Apart from these references to lands lost to the South of Kanyakumari, several other ancient accounts claim the loss of unspecified Indian land to devastating floods, ravaging seas, and torrential oceans. Hindu mythology re-iterates the survival of many Tamil Hindu shrines — like the temples of Kanchipuram and Kanyakumari- through catastrophic floods. The legends of temples under the sea, like the legend of the Seven Pagodas of Mahabalipuram, are based on these accounts.
The Sanskrit Bhagavata Purana (500 BCE — 1000 CE) tells the story of Manu/Satyavrata, the Lord of Dravida — of how he survived an apocalyptic flood after building a boat as guided by God (parallel’s Noah and his Ark), and being lead to safety after Lord Vishnu takes the form of a fish that pulls the boat through the turbulent flood waters. Manu is mentioned in the Matsya Purana (250–500 CE) as well. There have also been mentions of the deluge of an ancient Chola port city, Kaverippumpattinam, in the Manimeghalai (6th century CE). But it is important to note that many of these accounts do not point to a particular location, or community.

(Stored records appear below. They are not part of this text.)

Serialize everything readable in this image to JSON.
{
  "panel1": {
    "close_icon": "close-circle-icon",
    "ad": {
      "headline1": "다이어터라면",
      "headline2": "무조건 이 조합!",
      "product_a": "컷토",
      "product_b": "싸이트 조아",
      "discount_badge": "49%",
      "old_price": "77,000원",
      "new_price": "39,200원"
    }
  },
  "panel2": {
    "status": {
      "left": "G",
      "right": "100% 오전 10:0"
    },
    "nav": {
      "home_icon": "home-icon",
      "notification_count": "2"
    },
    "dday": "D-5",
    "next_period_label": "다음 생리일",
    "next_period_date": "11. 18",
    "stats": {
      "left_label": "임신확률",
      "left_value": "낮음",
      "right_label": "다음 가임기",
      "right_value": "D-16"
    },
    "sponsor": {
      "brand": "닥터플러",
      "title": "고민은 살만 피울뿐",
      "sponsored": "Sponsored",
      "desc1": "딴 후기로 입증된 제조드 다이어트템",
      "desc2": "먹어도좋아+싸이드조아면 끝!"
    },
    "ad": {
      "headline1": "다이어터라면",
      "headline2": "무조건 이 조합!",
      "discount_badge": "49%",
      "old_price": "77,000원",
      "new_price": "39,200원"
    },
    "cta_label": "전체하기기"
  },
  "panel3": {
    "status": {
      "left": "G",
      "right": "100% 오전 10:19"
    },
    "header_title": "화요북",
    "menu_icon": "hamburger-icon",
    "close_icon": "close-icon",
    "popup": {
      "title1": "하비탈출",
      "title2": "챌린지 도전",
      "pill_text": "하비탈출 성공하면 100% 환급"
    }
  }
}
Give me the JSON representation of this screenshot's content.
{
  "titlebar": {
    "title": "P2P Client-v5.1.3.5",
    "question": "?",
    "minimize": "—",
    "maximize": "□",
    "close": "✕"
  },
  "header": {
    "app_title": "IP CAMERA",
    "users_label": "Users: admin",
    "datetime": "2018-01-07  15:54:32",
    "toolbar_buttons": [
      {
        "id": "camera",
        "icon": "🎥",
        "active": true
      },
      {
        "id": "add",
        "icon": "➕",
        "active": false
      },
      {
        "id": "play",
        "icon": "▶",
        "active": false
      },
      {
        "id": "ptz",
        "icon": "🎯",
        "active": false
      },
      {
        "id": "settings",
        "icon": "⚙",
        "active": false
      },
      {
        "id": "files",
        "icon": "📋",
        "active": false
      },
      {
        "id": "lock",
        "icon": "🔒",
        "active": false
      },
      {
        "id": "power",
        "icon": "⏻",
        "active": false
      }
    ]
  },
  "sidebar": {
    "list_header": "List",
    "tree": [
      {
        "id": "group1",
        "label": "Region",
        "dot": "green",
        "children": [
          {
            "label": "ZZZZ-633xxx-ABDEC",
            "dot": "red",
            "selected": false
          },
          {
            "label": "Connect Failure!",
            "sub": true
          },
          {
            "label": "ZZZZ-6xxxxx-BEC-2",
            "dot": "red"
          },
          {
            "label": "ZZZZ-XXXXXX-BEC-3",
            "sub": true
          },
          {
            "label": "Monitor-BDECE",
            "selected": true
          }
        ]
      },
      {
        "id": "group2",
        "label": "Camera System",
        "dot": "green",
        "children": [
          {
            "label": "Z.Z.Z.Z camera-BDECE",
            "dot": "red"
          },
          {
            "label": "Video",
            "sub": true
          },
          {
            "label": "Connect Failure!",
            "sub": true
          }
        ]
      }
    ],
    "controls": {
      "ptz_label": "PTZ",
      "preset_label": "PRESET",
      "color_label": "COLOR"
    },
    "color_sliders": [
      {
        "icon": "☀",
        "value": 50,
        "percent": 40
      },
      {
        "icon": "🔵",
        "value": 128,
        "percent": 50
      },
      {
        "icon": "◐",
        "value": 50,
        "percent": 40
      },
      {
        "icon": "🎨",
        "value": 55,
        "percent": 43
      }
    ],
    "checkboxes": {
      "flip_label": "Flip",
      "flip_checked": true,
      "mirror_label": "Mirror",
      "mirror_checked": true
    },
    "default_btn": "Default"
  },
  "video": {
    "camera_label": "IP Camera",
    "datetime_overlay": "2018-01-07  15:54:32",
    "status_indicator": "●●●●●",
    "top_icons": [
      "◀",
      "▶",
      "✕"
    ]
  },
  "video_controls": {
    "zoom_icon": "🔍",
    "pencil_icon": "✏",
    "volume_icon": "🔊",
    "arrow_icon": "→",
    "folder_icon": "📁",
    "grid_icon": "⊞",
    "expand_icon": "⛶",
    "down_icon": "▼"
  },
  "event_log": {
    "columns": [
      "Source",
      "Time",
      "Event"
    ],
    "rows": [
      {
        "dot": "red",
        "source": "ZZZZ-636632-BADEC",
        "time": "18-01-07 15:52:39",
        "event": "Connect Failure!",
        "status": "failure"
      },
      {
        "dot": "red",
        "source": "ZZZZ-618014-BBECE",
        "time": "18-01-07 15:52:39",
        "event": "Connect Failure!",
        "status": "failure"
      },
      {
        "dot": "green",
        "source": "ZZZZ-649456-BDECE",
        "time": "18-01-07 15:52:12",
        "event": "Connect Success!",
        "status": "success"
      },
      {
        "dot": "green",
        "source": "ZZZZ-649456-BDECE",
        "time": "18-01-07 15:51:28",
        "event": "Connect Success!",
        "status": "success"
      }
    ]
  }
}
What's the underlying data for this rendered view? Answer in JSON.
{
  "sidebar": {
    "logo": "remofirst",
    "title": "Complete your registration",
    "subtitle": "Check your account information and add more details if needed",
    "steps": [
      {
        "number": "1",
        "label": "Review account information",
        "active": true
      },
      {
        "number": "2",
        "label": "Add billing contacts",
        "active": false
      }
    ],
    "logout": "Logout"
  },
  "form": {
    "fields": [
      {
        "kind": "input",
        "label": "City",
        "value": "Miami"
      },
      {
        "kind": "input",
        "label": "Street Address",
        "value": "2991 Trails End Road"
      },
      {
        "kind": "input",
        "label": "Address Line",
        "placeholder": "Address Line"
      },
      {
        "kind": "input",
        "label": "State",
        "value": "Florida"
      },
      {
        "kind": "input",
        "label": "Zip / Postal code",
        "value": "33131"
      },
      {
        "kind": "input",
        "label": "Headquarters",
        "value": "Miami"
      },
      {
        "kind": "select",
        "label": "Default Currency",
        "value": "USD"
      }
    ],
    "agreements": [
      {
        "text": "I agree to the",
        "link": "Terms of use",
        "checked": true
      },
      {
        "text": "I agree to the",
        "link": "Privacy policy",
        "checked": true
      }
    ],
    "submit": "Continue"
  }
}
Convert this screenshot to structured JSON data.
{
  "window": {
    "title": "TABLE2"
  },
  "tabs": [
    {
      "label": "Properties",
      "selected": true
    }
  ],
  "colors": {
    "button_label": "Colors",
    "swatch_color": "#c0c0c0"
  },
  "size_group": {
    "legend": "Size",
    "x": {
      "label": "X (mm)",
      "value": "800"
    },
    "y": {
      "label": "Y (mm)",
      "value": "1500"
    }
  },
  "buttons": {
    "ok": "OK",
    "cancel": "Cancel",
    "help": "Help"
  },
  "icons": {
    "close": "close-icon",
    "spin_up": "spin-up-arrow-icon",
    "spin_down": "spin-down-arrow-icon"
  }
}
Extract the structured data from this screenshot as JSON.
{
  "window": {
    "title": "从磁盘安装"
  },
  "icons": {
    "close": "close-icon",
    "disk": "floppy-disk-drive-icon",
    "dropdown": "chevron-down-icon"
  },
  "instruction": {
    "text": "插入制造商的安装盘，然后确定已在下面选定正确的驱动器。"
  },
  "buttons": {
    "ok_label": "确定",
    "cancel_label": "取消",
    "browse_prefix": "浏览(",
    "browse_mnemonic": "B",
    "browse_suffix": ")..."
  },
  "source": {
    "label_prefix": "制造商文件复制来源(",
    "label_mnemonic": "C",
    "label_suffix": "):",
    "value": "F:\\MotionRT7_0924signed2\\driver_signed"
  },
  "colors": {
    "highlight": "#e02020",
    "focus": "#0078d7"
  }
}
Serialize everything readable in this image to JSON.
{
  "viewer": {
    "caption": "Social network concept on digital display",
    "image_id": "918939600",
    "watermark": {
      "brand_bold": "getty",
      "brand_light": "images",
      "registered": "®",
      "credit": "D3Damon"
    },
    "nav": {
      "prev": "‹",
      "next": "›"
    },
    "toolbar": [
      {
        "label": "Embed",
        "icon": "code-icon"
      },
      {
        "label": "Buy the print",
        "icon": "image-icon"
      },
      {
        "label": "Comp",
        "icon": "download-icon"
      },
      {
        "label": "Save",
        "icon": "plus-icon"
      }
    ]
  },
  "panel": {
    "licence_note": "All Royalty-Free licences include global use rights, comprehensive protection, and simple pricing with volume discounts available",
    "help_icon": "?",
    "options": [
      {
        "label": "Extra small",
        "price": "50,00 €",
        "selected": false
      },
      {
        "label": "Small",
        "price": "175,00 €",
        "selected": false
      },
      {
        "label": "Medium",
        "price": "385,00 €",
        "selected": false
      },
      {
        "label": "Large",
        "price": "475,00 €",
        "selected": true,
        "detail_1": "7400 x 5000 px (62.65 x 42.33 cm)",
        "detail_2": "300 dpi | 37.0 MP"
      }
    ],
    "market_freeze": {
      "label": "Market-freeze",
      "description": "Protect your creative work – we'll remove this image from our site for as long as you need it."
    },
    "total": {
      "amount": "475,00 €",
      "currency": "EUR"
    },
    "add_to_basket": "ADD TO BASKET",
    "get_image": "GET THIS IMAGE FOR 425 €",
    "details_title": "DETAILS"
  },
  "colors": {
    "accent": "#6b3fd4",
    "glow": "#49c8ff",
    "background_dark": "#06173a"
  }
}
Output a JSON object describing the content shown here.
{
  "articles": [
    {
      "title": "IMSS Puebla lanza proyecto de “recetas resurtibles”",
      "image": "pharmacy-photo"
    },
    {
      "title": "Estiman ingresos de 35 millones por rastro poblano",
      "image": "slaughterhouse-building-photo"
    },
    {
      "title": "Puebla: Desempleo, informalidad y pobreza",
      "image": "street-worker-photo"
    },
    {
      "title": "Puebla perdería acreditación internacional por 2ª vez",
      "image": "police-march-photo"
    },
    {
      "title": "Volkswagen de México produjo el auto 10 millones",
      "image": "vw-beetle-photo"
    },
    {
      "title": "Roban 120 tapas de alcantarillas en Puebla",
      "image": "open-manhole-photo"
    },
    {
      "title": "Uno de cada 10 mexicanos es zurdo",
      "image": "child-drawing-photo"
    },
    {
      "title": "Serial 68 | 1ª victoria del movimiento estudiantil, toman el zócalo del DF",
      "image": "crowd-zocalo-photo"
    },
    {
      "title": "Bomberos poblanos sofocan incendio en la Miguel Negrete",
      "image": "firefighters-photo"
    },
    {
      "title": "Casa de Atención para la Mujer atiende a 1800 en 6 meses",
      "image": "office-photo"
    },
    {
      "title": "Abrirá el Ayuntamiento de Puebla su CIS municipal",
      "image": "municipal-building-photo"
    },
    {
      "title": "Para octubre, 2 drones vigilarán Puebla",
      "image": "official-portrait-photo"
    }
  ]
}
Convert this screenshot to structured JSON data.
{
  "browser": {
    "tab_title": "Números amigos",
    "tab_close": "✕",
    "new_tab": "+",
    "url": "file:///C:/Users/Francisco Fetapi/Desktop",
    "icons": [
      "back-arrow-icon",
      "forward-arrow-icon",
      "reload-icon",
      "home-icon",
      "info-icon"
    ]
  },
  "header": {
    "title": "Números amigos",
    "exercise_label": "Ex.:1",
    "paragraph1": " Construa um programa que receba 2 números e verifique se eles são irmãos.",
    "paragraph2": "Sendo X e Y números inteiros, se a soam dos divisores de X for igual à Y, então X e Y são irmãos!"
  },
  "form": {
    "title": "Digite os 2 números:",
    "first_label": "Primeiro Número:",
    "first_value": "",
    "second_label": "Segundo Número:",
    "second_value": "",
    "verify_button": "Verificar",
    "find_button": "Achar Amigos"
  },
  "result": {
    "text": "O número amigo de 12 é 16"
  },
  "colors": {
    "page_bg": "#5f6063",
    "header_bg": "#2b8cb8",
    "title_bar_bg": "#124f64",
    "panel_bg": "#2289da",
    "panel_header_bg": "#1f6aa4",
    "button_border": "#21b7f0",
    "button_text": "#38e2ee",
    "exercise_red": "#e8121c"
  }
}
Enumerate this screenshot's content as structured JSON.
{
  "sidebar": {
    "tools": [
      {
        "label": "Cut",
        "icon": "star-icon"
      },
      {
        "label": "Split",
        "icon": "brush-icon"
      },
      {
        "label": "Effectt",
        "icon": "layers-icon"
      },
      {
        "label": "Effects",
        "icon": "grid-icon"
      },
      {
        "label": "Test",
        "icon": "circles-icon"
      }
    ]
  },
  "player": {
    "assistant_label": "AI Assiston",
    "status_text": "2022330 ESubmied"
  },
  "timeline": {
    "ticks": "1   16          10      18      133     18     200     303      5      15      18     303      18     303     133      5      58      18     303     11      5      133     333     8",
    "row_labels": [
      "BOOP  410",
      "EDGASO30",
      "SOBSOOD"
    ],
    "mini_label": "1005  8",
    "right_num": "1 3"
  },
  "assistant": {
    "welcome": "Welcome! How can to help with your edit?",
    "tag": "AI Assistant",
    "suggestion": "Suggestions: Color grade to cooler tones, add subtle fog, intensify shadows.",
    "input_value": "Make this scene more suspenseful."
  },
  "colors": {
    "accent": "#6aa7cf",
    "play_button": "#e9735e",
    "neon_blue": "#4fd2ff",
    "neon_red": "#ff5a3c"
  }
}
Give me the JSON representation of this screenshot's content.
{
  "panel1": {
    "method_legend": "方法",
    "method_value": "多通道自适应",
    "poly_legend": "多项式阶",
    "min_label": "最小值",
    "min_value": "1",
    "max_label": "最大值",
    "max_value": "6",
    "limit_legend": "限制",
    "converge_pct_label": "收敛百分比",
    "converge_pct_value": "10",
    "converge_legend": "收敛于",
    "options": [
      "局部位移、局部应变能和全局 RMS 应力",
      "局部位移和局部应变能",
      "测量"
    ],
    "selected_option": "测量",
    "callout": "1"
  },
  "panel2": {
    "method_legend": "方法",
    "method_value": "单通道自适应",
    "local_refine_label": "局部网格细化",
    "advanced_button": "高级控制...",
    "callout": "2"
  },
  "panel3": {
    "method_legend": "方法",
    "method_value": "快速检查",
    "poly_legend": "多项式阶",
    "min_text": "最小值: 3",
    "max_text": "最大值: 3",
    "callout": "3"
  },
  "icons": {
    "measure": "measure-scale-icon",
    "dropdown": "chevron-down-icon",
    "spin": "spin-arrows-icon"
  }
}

With these accounts in mind, Tamil scholars tried to create a Tamil version of Lemuria — Illemuria — and then eventually moved on to Kumari natu when V.G. Suryanarayana Sastri coined it in 1903 in his book, Tamil Mozhiyin Varalaru. The term Kumari Kandam was first used in the 15th century (1350–1420), in a Tamil version of the Skanda Purana (by Kachiappa Sivacharyara). It is derived from the Sanskrit word, ‘Kumarika Khanda’. Many stories were written about Kumari Kandam, its legends, and the intellectual property that was lost when it sank.
Despite this excitement, the hypothesis of Lemuria was discarded as the theory of plate tectonics was accepted. According to this theory, India, Madagascar, and Australia belonged to the same super-continent, Gondwana, before splitting apart to become what it is now. This would explain the ecological conundrum that existed previously. Also, many other theorists claim that such a huge piece of land could never sink in the India Ocean especially without leaving behind a trace, as the Ocean is to shallow for that.
Reading the above may give one the sense that all the above historical research was for nought, but Kumari Kandam may not be as imaginary as one thought. Many theorists that criticize the existence of Kumari Kandam also claim that the land could have existed — but only in Mesozoic era, which is 240 to 65 million years ago. And if the Ancient Astronaut Theory is, in fact, true then Kumari Kandam could very well have been a cradle of civilization, but one that may not have been entirely Tamilian in culture.